A graded wall of salt in a dimly lit room looked like a giant snowdrift dripping brine all over its fluffy surface. A stream of light directed onto the wall changed colors, and, reflected off its surface, created a magical sensation. In front of my eyes, the “snow” turned magenta-purple, then starlight-yellow, then neon-blue, then absinthe-green. Enchanted, I reclined on a bed – one of many placed in a half-circle facing the wall, and watched the brine drip. The ceiling was covered with tiny LED lights, shining like stars, the air smelled of seawater, and some soothing New Age music was streaming in, enhancing the experience.
I was afraid to doze off, not to miss a single moment of magic. Then I realized that I had other plans for the day, and I reluctantly got up and left the room. I found my way back surprisingly fast, went through the familiar glass doors, and noticed that the tea lounge was completely empty at this time. I fought a temptation to finally indulge in a fragrant cup of detoxifying tea, and decidedly stepped into the locker room.
The first thing I saw almost turned me into a proverbial salt pillar. There were no women there. Not one. Instead, there were some men, stark naked and staring right back at me. For a moment, I imagined that while I was away, the women’s locker room got invaded by some Atlantian-type brutes, but then it dawned on me that it was me. I was the intruder. Momentarily, I plunged into a deeper state of shock.

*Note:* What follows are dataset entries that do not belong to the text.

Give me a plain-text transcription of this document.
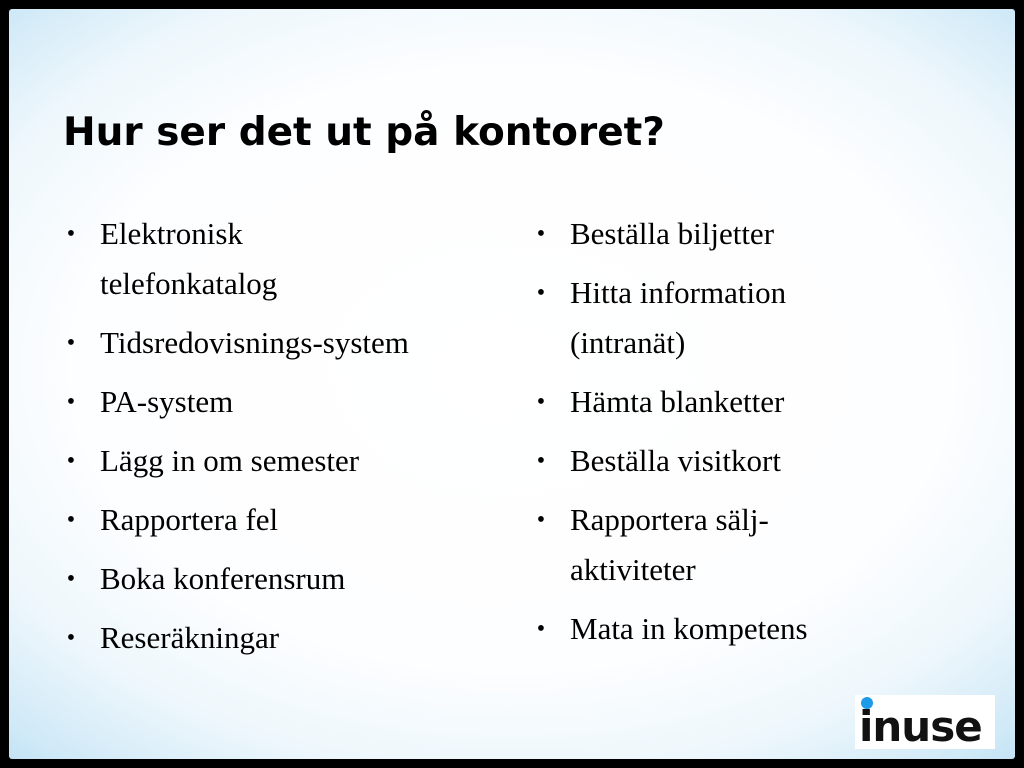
Hur ser det ut på kontoret?
• Elektronisk telefonkatalog
• Tidsredovisnings-system
• PA-system
• Lägg in om semester
• Rapportera fel
• Boka konferensrum
• Reseräkningar
• Beställa biljetter
• Hitta information (intranät)
• Hämta blanketter
• Beställa visitkort
• Rapportera sälj-aktiviteter
• Mata in kompetens
inuse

Don’t get me wrong, I’ve seen naked men before. From my premarital years, I clearly remembered their athletic bodies and testosterone-induced hairiness. In those years, I never saw a man of my now current age… These were no athletes. More like a squid and a whale… Coming to my senses, I muttered, “Sorry,” turned on my heels, and left the room. Ashamed and embarrassed, I still couldn’t help but indulge in a vengeful sensation of being fully clad and switching places with the usual suspect male voyeurs for a change. Then another, less pleasing realization struck me – my own looks must have differed, too, from those in my… prehistoric years. Oh well, there was no time to dwell on that. A glass of Bistro Mojito with Grand Marnier and fresh mint, and the many joys of the Atlantis helped me drown out the pesky idea.